Dorfmuller’s rendition of a bustling street has very few organic indicators of the tropical: other than the single icon of the palm leaf on the upper left corner of the composition, the viewer sees a space filled with jubilant laughter of  happy white tourists (symbolized by the cameras within many of their hands) in a place that could be anywhere. It is the Black people surrounding the tourists that solidifies the Caribbean-ness of this scene.  Their figures are just as symbolically essential as the embroidered “Nassau” straw bag, or the “goombay club” sign; they are as natural and unmoving as the tree sticking out of a sidewalk. Their positions within the composition –  three of them with their back to the viewer – dehumanises them,  reinforcing their role as a prop of the environment, and immediately one gets the sense that this space is not for them. 

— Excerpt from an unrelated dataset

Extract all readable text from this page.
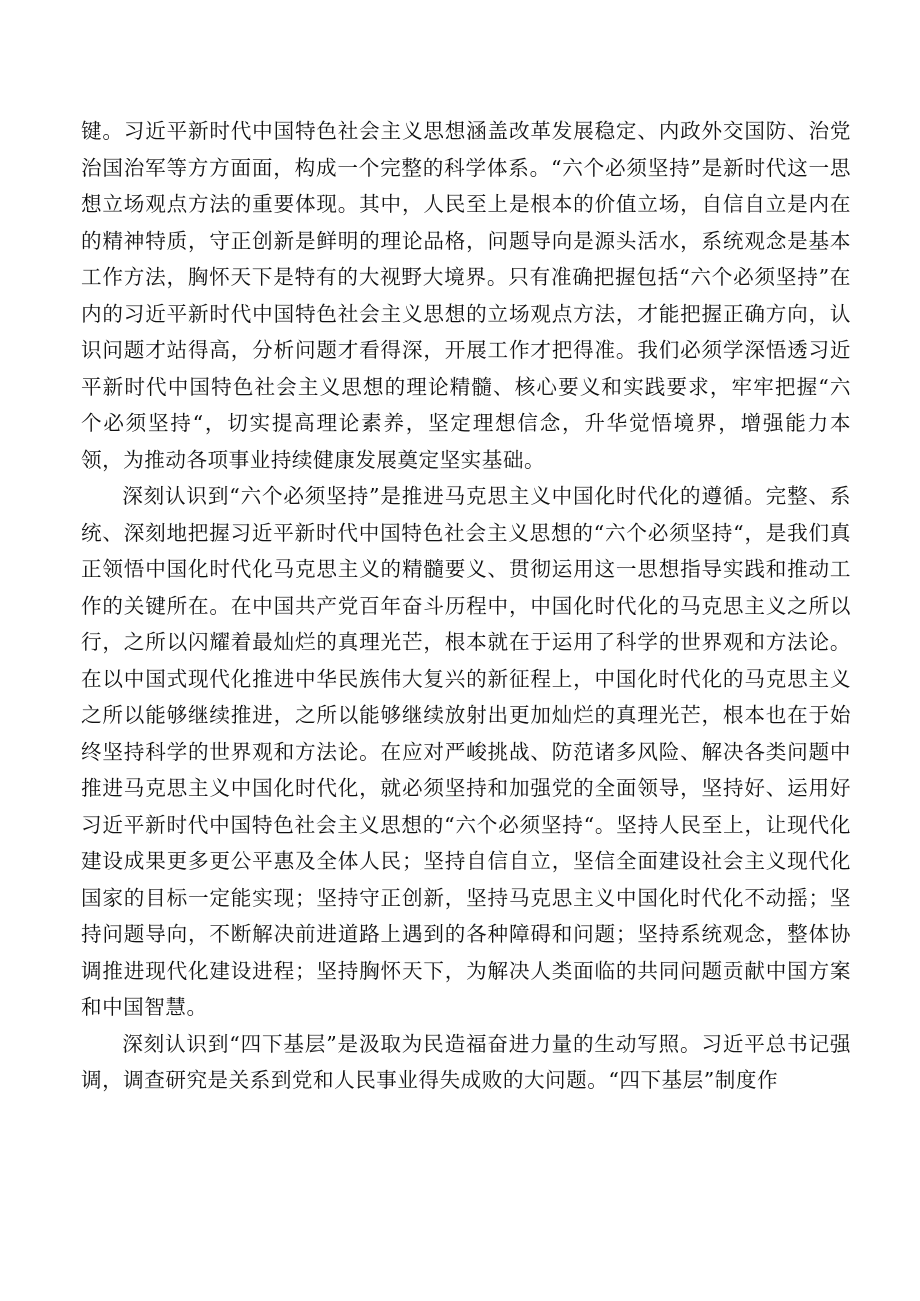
键。习近平新时代中国特色社会主义思想涵盖改革发展稳定、内政外交国防、治党治国治军等方方面面，构成一个完整的科学体系。“六个必须坚持”是新时代这一思想立场观点方法的重要体现。其中，人民至上是根本的价值立场，自信自立是内在的精神特质，守正创新是鲜明的理论品格，问题导向是源头活水，系统观念是基本工作方法，胸怀天下是特有的大视野大境界。只有准确把握包括“六个必须坚持”在内的习近平新时代中国特色社会主义思想的立场观点方法，才能把握正确方向，认识问题才站得高，分析问题才看得深，开展工作才把得准。我们必须学深悟透习近平新时代中国特色社会主义思想的理论精髓、核心要义和实践要求，牢牢把握“六个必须坚持“，切实提高理论素养，坚定理想信念，升华觉悟境界，增强能力本领，为推动各项事业持续健康发展奠定坚实基础。

深刻认识到“六个必须坚持”是推进马克思主义中国化时代化的遵循。完整、系统、深刻地把握习近平新时代中国特色社会主义思想的“六个必须坚持“，是我们真正领悟中国化时代化马克思主义的精髓要义、贯彻运用这一思想指导实践和推动工作的关键所在。在中国共产党百年奋斗历程中，中国化时代化的马克思主义之所以行，之所以闪耀着最灿烂的真理光芒，根本就在于运用了科学的世界观和方法论。在以中国式现代化推进中华民族伟大复兴的新征程上，中国化时代化的马克思主义之所以能够继续推进，之所以能够继续放射出更加灿烂的真理光芒，根本也在于始终坚持科学的世界观和方法论。在应对严峻挑战、防范诸多风险、解决各类问题中推进马克思主义中国化时代化，就必须坚持和加强党的全面领导，坚持好、运用好习近平新时代中国特色社会主义思想的“六个必须坚持“。坚持人民至上，让现代化建设成果更多更公平惠及全体人民；坚持自信自立，坚信全面建设社会主义现代化国家的目标一定能实现；坚持守正创新，坚持马克思主义中国化时代化不动摇；坚持问题导向，不断解决前进道路上遇到的各种障碍和问题；坚持系统观念，整体协调推进现代化建设进程；坚持胸怀天下，为解决人类面临的共同问题贡献中国方案和中国智慧。

深刻认识到“四下基层”是汲取为民造福奋进力量的生动写照。习近平总书记强调，调查研究是关系到党和人民事业得失成败的大问题。“四下基层”制度作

Not much is known about G. Paul Dorfmuller. What is known is that he is American and that he practiced painting in the late 20th century, eventually visiting Nassau to complete this painting of the famous Bay Street scene. It can be approximated that this was between the late ‘50s through ‘60s because of the way the figures are dressed and the historic boom of the tourist industry at that time : this often attracted visiting artists like Dorfmuller who was interested in capturing the commercially picturesque scenes of Nassau tourism.  This intention was not unlike the late 19th century photographers that resolved to promote scenic views of The Bahamas and tout it as a place worthy of the white traveler. It is a long-standing advertising ritual which asserts a few things: 1) it is better in The Bahamas, 2) our people, like our landscape, are exotic (and …interesting) and 3) this is a place of law. Of order. A child of the colony.

The colonial gaze longs to find order in a tropical space. In Nassau Corner, it is the people within the work that are ordered: the faceless black figures are delegated to symbols of the environment, while the affluent white visitors (indicated by their shopping activity) simply enjoy the space that seems to be intended for their consumption. At the heart of all this, placed in the center of the painting, there is the ultimate figure of colonial law: The Policeman. 

The policeman is the only Black figure whose face we are allowed to see. His stern demeanor then becomes even more significant. Do the expressions of the other Black figures mirror his seriousness? Not at all likely – his symbolism sets him apart from the faceless natives, and his presence is meant to assure the viewer considering a vacation in The Bahamas that law will be kept. That the colonial order of things will be upheld.  The Black figures will continue to be just that: figures –  exotic people meant to entertain visitors and assure them that they are, indeed, in a tropical space.

No matter how noble it intended to be, Nassau Corner’s colonial view separates the visitors from the natives because of this dehumanisation. Perhaps Dorfmuller himself felt separate from the native people of the island and thought to capture this feeling.  Perhaps he wanted to capture the disparity between native peoples and the affluent visitors. Whatever the case, this painting reinforces ideals of the colonial – represented by the centered, stern, icon of the policeman – by equating Bahamian people to the natural. By making them faceless trees sprouting out of concrete. By having them become one with nature.

“Trasversing the Picturesque: For Sentimental Value” will be on view at the National Art Gallery of The Bahamas through July 29th, 2018.